第13章 共浴
代之拆了发簪,如瀑青丝长坠,压住半边身。
她不得不歪着头,才能把发丝悉数移到身前,对镜一捋一捋通着发。
香肩半露,美人梳鬓,处处旖旎。
但代之每每举手投足,都算不得用心。
白玉梳卡住发结她不理从头再梳,尾部发须曳地她也未察未觉不予理会,一双圆溜溜的眼睛虽对着镜中自己,余光却是紧紧盯着另一人一举一动。
容琛将春娘打发走,往她这边来了。
莫不是还想来劝她喝药?
那药是非喝不可吗?
代之心下一沉,手上顿失轻重,白玉梳压着发结一拉,几根断发即时飘坠。
代之倒吸一口凉气,头皮痛得发麻。
下一息,容琛跟着她的声音闪现到前,端详她神色一眼,便按住她发顶,要检查她的头皮。
“不过一碗汤药罢,至于你和自己置气,如此不当心?”
他声音沉郁,语速也急,好似个严厉老师在训斥顽劣学生,字字句句直往代之本就痛麻的头上砸。

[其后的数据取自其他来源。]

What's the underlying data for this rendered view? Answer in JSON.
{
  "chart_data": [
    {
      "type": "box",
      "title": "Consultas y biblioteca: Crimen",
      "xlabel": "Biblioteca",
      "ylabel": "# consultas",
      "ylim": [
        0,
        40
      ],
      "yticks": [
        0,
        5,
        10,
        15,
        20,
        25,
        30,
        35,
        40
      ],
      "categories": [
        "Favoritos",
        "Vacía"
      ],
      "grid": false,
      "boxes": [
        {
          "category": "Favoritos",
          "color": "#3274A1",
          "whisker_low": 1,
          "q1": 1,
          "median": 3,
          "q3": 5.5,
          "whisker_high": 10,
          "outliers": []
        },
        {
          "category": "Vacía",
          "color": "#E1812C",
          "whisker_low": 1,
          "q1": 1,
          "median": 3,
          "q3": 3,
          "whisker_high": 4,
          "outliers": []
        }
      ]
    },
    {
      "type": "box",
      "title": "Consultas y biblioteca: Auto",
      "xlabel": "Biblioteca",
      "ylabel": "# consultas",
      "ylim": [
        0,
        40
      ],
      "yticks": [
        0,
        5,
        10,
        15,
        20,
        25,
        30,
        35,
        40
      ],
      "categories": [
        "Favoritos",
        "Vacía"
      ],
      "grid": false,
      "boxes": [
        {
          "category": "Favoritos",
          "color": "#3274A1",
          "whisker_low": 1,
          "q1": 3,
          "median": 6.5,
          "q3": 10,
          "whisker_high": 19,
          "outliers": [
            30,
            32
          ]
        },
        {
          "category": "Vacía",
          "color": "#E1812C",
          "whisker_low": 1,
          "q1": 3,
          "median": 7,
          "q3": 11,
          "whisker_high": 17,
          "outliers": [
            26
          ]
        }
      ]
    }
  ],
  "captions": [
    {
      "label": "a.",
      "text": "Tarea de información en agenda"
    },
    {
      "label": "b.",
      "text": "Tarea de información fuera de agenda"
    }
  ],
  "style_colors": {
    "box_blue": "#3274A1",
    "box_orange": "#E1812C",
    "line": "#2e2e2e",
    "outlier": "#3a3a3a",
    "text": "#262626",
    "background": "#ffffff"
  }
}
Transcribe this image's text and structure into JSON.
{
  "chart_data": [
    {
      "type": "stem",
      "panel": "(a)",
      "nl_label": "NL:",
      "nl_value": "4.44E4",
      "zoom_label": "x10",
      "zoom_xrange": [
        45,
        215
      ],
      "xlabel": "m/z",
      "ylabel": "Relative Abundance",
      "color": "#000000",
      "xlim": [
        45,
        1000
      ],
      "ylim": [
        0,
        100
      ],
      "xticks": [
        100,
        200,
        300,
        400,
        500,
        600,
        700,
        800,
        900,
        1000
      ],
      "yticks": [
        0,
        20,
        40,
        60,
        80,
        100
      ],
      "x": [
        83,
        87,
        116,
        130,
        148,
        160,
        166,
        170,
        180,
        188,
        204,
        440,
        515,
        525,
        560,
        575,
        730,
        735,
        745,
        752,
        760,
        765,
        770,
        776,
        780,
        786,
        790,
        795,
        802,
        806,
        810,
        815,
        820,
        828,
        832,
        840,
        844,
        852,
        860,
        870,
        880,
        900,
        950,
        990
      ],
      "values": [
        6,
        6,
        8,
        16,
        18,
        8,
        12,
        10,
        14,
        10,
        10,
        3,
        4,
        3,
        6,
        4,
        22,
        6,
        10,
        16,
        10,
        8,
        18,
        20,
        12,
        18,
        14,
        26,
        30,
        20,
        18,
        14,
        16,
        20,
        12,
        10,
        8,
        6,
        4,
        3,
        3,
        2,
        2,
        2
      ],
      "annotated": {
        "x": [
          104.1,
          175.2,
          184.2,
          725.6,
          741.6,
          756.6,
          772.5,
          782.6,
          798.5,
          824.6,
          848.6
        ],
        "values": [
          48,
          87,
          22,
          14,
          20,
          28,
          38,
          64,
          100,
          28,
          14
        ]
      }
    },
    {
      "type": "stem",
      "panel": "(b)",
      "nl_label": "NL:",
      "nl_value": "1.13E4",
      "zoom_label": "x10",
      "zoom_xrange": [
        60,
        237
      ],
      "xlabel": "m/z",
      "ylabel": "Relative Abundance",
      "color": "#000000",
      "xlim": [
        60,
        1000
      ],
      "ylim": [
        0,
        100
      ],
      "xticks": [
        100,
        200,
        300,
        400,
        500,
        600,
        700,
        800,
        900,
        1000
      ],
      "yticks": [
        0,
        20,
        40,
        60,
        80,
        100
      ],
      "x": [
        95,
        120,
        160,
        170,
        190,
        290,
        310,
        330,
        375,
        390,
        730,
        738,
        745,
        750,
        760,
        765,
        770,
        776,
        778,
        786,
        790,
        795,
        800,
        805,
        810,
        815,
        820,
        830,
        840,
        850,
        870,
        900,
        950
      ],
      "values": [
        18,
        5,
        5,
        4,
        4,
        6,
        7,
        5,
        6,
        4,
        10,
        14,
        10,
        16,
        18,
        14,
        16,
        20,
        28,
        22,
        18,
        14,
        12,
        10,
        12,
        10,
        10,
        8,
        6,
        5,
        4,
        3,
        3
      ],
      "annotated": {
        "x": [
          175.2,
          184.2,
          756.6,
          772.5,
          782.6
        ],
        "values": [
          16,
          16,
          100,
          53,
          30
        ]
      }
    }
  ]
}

代之心肝陡颤,甫一擡头,又撞见容琛尽是苛责的凤目,一股委屈之意连着疼痛的后劲油然而生。
她陡然蹙眉。
置气?
她那是置气吗?
若非他非要她喝那些药,她何苦和他闹这些?
她先前是病了,是急着要将头疼梦魇失忆都治好。
他也很替她奔波,想方设法地将玄甲军军中名医郁华清留在王府,只为给她看病。
可郁先生已经将她的头痛症治好,至于失忆症他早已束手无策,再喝他开的那些药方,除却填补些身体亏空,根本别无用处。
如此,她还喝那些药做什么?
她也并非完全不懂药理,郁先生是河西一带有名的巫医,而巫医最擅长的又属相生相克之理。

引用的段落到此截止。